A cura di Umberto Berlenghini e Michelangelo Dalto
I film saranno introdotti dal prof. Leonardo Gandini (Università di Trento)
14 novembre
Sierra Charriba
Usa, 1965
15 novembre
Il mucchio selvaggio
Usa, 1969
16 novembre
Cane di paglia
Usa, 1971
Sam Peckinpah ( 21 Febbraio 1925, Fresno, USA - 28 Dicembre 1984)

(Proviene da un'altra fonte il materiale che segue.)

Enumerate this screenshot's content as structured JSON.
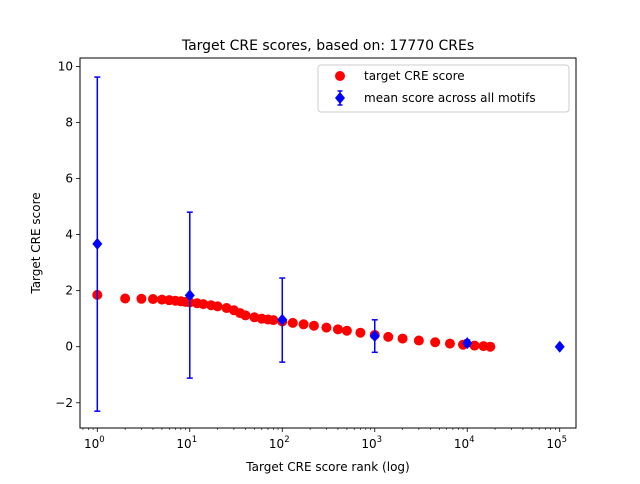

Cineasta di origine indiana, iniziò a lavorare in televisione realizzando molte serie, una delle quali, Gunsmoke, venne trasmessa anche dalla RAI con il titolo Lo sceriffo di Dodge City. Esordì nel cinema nel 1961 con il western La morte cavalca a Rio Bravo cui seguì Sfida nell'Alta Sierra (1962). Con questi due film duri e puri si segnalò alla critica come uno degli autori più interessanti della nuova generazione di registi americani. L'ambiente in cui si svolgono i due western è descritto con crudo realismo, ma le vicende umane sono narrate con malinconia crepuscolare grondante di nostalgia e di rimpianto per un mondo schiacciato dal progresso. Sulla stessa linea, nel 1964, uscì Sierra Charriba che subì delle gravi mutilazioni da parte della produzione, la Columbia, con la quale Peckinpah entrò in un contenzioso che mise in luce il suo carattere combattivo, indipendente, anarchico ed eccentrico. Rimasto inattivo per alcuni anni a causa degli strascichi di questa vicenda sulla sua carriera, nel 1969 convinse la Warner a finanziare un suo progetto da cui nacque un grande capolavoro: il dissacrante, crudo e profanatore Il mucchio selvaggio. Il film suscitò stupore ovunque per la sua carica di violenza, che gli fece guadagnare il soprannome di "Bloody Sam" e lo bollò come rappresentante cinematografico della destra americana, rendendolo inviso alla critica progressista. La critica italiana, infatti, lo indicò, a torto, come il rappresentante della corrente nixoniana del cinema americano, e lo etichettò come reazionario al pari dei vari Siegel e Friedkin. Gli unici critici che capirono la vera natura suo cinema furono Kezich, Ponzi e Fofi. In realtà è l'anarchia il paradigma di riferimento della sua visione del mondo. Ciò emerse con il successivo La ballata di Cable Hogue (1970). La pellicola venne accolta positivamente in Europa, per il suo messaggio apertamente anticapitalistico, ma fu boicottata in patria dagli stessi produttori. Il film riprese il tema preferito della nostalgia di un mondo al tramonto, descrivendo le avventure di un solitario cercatore d'oro che si arricchisce con il prosaico commercio della benzina e dell'acqua.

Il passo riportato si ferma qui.